Ружьё нашлось на том же месте, в кустах калины. Патроны – в сумке, как и были, целые.
Сердце рвалось из груди Макария, словно хотело сбежать от бешеной силы, что захватила этот, и так, невольности
Стрелять Макарий начал, не дожидаясь нападения. Задержать надо этих, от погони за Смотриной Алексеевной, Мефодием и Леной.
Целится в них, он не хотел! Это, ведь, не моджахеды, а простые негодяи, заблудшие жадностью наживы в самих себе.
Ответного выстрела он не услышал. Только почувствовал, как ударило в грудь, ниже левого плеча, что-то, сильно и больно. Руки перестали слушаться… и небо, вдруг, почему-то, посмотрело ему в глаза, удивлением. Добавилось к нему: мрак и солнце…, вязкая сонность, опасная жёсткость в чьих-то словах…, и всё заволокло пеленою мрака….
… – Мы этих, сбежавших, уже не найдём. Им лес роднее, чем мы им. Поэтому, уезжаем, и сейчас! А этого, для проникновения в жизнь его неосознанную, к дереву привяжите, да покрепче! Пускай полюбуется комариной тучей! Для его же пользы. Останется жив, значит, повезло! И мы, никого не отправив в мир иной, останемся чисты. Унесите отсюда, такое несговорчивое существо: надоел он мне хуже всякой нечисти.
И, вновь, Макарий почувствовал сквозь боль и тревогу, как его потащили куда-то в лес.
Два, дышащих перегаром, «этих», молчаливых, привязали его к сосне и так же, молча, удалились прочь….
Ветер качал безразлично сосны и ели. Осины с берёзами шептались меж собою листвой, как будто в этом мире нет больше никого кроме них. Комариные стаи, словно обезумевшие осы, налетали на избитое тело Макария и, насытившись питательной силой, освобождали место для насыщения другим. Тишина, которую он так любил, отдавала зловещностью и безысходностью. Избитые губы смогли лишь прошептать несколько несвязных слов: да и кому они здесь были нужны? И кому их слушать, в этой безлюдной, утопающей в себе глуши?

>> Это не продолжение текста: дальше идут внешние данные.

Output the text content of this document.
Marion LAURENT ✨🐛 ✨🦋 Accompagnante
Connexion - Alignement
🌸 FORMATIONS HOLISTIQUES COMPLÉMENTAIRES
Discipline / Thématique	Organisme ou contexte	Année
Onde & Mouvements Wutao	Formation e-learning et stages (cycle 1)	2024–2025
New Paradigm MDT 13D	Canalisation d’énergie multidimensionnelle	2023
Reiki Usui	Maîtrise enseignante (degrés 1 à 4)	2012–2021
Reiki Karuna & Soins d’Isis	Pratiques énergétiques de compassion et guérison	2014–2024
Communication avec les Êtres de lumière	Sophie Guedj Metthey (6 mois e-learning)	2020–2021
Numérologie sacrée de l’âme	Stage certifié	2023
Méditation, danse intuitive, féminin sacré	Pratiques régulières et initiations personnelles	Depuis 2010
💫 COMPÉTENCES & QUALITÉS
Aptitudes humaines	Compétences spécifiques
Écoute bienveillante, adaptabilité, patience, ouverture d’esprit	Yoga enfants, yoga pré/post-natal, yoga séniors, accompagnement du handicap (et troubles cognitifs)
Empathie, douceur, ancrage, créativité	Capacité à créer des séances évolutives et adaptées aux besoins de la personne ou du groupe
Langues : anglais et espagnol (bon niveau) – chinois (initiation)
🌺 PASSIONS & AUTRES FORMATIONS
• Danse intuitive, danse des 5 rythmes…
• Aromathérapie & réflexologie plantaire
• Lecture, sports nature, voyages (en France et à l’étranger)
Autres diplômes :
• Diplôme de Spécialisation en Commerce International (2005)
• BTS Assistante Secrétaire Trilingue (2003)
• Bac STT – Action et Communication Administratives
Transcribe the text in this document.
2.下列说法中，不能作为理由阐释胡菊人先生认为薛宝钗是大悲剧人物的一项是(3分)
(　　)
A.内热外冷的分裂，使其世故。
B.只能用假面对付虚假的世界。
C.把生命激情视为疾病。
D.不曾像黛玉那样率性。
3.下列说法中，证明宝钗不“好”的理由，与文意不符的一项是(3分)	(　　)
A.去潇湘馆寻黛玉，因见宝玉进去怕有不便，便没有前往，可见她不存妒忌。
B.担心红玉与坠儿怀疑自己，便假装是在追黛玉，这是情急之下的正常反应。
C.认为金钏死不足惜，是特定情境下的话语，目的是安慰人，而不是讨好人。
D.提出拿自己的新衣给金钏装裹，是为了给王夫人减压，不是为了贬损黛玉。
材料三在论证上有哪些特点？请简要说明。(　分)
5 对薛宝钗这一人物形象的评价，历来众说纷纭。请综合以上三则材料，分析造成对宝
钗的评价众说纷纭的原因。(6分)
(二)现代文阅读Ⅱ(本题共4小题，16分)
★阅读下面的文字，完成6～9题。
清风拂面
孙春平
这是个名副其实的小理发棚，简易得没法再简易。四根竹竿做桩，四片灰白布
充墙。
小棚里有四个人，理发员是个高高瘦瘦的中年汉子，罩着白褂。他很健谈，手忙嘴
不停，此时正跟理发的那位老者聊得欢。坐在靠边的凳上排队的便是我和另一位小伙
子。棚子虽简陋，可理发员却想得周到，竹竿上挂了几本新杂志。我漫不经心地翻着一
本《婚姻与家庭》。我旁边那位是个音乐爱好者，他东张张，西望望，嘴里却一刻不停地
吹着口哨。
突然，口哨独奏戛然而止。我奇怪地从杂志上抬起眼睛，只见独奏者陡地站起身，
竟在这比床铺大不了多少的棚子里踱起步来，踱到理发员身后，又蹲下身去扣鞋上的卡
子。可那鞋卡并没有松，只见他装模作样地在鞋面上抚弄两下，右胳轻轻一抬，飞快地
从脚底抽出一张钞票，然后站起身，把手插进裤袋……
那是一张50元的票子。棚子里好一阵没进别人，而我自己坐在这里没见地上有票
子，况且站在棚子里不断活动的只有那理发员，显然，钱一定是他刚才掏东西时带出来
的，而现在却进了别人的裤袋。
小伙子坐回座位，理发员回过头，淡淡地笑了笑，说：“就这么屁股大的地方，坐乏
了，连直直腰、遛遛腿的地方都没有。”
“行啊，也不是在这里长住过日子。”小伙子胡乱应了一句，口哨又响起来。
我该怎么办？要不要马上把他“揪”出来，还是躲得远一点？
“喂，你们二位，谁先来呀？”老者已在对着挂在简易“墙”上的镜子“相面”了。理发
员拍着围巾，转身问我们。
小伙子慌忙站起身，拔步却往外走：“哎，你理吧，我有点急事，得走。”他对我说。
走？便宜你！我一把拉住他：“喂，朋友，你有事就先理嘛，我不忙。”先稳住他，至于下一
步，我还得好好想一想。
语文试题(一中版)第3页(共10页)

… Послышался хруст опавших веток и из глубины кустов вереска вылез… «Вась-Вась».
– Висим и мечтаем? И о чём наши восторги? О былом и святом рисовании своём? Во, стихами, почти! Ну и как ты наш неповторимый, непримиримый? Вижу, что жив ещё! Матерь божья тебя ещё держит на своих руках. Держись, держись, а дальше, то, что? Придёт какой-то, «Вась-Вась» и даст тебе свою руку помощи? В добавку к силе божьей? А, терпеливый и не уговорный, так, что ли?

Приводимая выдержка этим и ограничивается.